CUANDO ESTÉS EN MEDIO DE TODAS LAS ENCRUCIJADAS

Publicado en por Julio Mauricio Pacheco Polanco

Todos hemos escrito una historia aparte,

Las páginas en blanco siempre fueron para los ociosos

El talento está al alcance de todos

Pero la palabra que sostiene un verso

Pocas veces es logrado.

¿Has sentido la plenitud de lo que escribes

Mientras abrazas tus ideales y te das cuenta que eso es la vida?

Todos perseguimos los mejores momentos

Para saber de qué estamos hechos,

Si acaso fuera ese tu poema, está bien, eso es bueno,

Algún  día se entenderá

por qué luchaste tanto,

Cuando lleguen de golpe los años y tengas algo qué decir

Al joven que ha divisado a lo lejos su bandera

Y está dudando cuando no encuentra las palabras

Para dar cara su derrota, antes de saber de la gloria.

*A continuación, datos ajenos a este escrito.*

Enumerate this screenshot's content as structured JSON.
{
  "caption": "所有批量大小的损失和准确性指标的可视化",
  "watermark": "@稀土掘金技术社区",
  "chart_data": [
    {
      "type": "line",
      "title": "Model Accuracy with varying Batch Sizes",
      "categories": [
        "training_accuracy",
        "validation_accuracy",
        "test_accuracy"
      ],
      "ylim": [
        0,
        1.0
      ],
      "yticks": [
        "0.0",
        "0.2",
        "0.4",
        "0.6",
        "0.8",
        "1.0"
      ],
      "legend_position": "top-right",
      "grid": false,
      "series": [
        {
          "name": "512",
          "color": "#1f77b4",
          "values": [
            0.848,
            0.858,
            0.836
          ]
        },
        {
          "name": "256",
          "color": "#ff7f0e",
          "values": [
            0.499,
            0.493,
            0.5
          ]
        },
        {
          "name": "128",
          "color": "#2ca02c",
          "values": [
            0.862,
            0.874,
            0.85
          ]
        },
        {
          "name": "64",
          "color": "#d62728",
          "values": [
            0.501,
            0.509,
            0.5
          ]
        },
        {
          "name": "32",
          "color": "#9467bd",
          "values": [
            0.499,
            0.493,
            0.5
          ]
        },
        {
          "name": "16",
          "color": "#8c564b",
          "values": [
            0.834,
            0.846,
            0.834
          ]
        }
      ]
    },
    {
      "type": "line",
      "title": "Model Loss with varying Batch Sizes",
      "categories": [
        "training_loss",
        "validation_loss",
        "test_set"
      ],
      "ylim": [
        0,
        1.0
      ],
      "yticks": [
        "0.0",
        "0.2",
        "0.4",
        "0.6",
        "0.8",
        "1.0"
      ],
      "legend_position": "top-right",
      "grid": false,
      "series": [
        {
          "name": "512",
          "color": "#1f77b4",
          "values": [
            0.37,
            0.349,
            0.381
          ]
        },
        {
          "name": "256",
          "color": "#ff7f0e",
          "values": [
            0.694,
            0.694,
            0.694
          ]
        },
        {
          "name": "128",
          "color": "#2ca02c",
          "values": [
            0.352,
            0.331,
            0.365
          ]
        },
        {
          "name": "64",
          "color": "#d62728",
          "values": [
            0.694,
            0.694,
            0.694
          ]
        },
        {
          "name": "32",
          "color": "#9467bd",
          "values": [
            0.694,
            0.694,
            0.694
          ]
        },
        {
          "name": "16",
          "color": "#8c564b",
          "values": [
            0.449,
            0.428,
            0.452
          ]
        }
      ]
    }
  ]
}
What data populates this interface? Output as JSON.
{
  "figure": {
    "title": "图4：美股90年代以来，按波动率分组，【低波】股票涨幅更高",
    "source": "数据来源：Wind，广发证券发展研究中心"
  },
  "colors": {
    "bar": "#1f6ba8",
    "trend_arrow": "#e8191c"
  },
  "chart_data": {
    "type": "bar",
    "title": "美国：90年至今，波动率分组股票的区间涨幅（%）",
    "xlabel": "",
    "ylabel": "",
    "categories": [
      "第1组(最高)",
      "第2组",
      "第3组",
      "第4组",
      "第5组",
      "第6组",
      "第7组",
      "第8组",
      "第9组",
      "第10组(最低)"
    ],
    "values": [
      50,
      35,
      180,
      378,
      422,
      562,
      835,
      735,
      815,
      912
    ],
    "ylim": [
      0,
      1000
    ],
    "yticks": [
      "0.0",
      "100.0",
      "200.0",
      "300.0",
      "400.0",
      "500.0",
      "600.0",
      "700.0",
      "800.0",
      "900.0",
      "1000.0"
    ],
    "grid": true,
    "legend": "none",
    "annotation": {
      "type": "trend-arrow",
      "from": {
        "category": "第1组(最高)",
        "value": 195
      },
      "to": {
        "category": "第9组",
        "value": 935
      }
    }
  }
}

No me digas entonces que nunca perseguiste la gloria,

Que aspiraste a una vida mediocre

Donde la cobardía te alejó de la muerte

Cuando era necesario alzar la voz y ser un hombre.

Todos hemos escrito una historia aparte

Esas páginas en blanco que tanto temen los señoritos

Jamás supieron de las manos destrozadas que sangraron en las fábricas

Que dejaron de ser sentidas a más de 4,100 m de altura bajo el constante granizo

Cuando había que alzar una picota.

¿Estuviste los días cuando la ciudad estaba levantada

Y en esos minutos cruciales supiste qué eran los libros que leíste?

Ah, la palabra que te define y te explica totalmente,

La que solo tú conoces y guardas en silencio

La que perfora con su peso un libro de 1,000 páginas

Y que te hizo entender que la soledad en el mundo no te pudo vencer,

Ah, la palabra que otros quisieron convertir en canción

Sin que pudieran entender lo que agitaba a tu corazón,

¿Buscamos todos lo mismo para existir?

¿Quién me puede decir a esta hora que no buscó lo magnífico?

¿Quién puede negar que lo cambiaría todo por ser tan solo un día grande?

No, no, no hay afán mayor hasta en el hombre más insignificante

De saberse trascendente en eso que el hombre llama: historia.

¿Qué entonces hemos procurado para nuestro estar?

¿Cuántos pueden decir a esta hora: ¡yo estuve vivo en plenitud!?

Que no se elige el verso inmarcesible

La bandera que debas sostener con tus brazos

O el libro que te arranque las vivencias

Son todas las voces, somos todos, desde el que va anónimo por las calles

Hasta el que perdió la vida en pleno grito de justicia,

Para recordar que solo somos eso: testigos de lo que no quisimos vivir,

Resistencia sentida en el nudo de la garganta

Cuando corajudo dijiste ¡basta!,

Cuando resuelto supiste de los días cuando no se duda

Cuando el miedo no existe, cuando la muerte carece de importancia,

¡Cuando por fin te has alcanzado sin que acaso te vanaglories en ello!

Cuando el llamado te haya elevado a tal envergadura

Cuando seas, todas las voces,

¡Cuando estés en medio, de todas las encrucijadas!